Stokes Hall Opens After Years In The Works
Newest Academic Building Represents The University’s Investment in the Liberal Arts
Published: Thursday, January 24, 2013
Updated: Friday, January 25, 2013 14:01
“I think Stokes opens up rich possibilities for integration, bringing departments together while providing new spaces for rich student-faculty interaction,” Quigley said. “I especially like the way it connects the underclassmen on Upper Campus to the heart of the university.”
The location of Stokes and the appropriation of BC’s largest green space on Middle Campus, the former “Dustbowl,” garnered a significant amount of controversy when construction began. From a design standpoint, however, Keating said that the location made perfect sense. “The feeling was, it had to be on Middle Campus,” Keating said. “That’s where the academic core of the campus was, and the building was going to be the vehicle for much of the core curriculum.”

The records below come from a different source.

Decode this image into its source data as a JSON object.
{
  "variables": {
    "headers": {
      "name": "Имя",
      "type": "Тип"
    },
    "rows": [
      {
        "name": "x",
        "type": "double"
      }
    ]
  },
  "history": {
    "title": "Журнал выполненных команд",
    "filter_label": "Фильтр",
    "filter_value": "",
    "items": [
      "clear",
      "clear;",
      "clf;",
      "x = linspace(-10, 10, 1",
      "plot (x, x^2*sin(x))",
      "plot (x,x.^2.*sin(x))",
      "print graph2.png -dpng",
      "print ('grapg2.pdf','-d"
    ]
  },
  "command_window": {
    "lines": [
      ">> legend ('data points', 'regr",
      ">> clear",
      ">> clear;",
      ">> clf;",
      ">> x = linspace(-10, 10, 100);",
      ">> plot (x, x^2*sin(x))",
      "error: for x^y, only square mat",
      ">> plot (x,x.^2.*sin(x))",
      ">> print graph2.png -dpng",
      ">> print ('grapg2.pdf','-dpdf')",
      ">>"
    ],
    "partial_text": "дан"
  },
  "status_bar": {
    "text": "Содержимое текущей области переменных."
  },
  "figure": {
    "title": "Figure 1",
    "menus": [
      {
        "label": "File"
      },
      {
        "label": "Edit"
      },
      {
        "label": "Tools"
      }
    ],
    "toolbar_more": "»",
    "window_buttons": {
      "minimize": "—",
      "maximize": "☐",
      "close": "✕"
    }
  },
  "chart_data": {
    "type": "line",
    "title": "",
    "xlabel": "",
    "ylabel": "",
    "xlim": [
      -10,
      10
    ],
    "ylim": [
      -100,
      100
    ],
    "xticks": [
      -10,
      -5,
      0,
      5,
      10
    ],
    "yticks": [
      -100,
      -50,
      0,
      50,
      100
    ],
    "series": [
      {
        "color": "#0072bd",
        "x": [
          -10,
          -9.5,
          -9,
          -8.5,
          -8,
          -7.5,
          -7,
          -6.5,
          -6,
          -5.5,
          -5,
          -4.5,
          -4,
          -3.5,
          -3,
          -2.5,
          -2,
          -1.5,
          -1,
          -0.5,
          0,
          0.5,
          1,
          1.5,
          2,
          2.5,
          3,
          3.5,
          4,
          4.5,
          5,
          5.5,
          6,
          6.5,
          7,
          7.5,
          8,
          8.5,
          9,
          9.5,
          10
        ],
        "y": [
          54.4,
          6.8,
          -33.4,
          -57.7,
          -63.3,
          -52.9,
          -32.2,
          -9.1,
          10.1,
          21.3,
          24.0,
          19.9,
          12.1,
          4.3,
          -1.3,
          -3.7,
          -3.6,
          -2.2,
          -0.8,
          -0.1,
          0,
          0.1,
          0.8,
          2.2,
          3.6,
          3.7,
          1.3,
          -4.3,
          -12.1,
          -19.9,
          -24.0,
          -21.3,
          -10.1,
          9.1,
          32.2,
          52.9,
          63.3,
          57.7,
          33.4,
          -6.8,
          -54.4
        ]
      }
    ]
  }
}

After determining a location, the University decided to construct Stokes so as to reflect the architectural heritage of BC. The local architectural firm of Tsoi/Kobus & Associates was hired to design Stokes Hall in keeping with the Gothic design of BC’s original buildings. A programming committee from A&S, including Quigley and his department chairs, consulted with the architects to discuss the placement of departments within the building, according to Keating. Stokes was intended in part to bring all the humanities departments from their separate locations in Carney Hall and Maloney Hall into one location. “We decided that we wanted to create this single building for humanities, and to replace the classrooms in Carney—Carney was considered in tough shape, it really needed significant repair—and our classroom configuration wasn’t optimal,” Keating said. “So we needed a new building to be able to provide more smaller classrooms, and a different variety of classrooms than what Carney offered.
“You don’t build buildings quite like this very often,” Keating said. “You don’t have the opportunity in universities to build such a significant building. But, you know, it’s similar to Bapst or Gasson or Fulton or Devlin, back in its day.
“It’s a high-quality building, there is no question,” he said. “You walk into that building—the materials, the way it’s laid out, the feel of the building—this is a first-class building. That says something about the University’s commitment to the humanities, to undergraduate education, to the student experience.”
As faculty members begin to utilize the new classrooms in Stokes, the commitment to humanities has moved away from the symbolic to the tangible. Responding to a question about investing in humanities rather than the typically higher-demand fields of science, technology, math and engineering (STEM), Keating noted that there was a greater immediate need for a humanities building, considering the state of Carney. “The facilities at Higgins and Merkert were newer and had newer investments,” he said. While a plan for an integrated science building is under way, Keating said that the space available on Middle Campus lent itself to a humanities building. “The science building is a little more complicated in that it requires Nursing to be relocated first. So that domino makes a new science building a little more difficult, and, in fact, this location was ideal for the humanities. This would not have been an ideal location for the sciences—the sciences need to be near Merkert and Higgins.”
Logistics aside, Quigley stressed the importance of teaching the liberal arts at BC. “I’m supportive of the balanced and thoughtful approach that the university’s leadership has taken in recent years, hiring faculty across the humanities and the natural sciences,” he said. “To become the kind of university we’re called to be, it’s imperative that we commit to excellence across the liberal arts. As someone who sees teaching as central to the university, this investment in high-quality teaching spaces is worth celebrating.”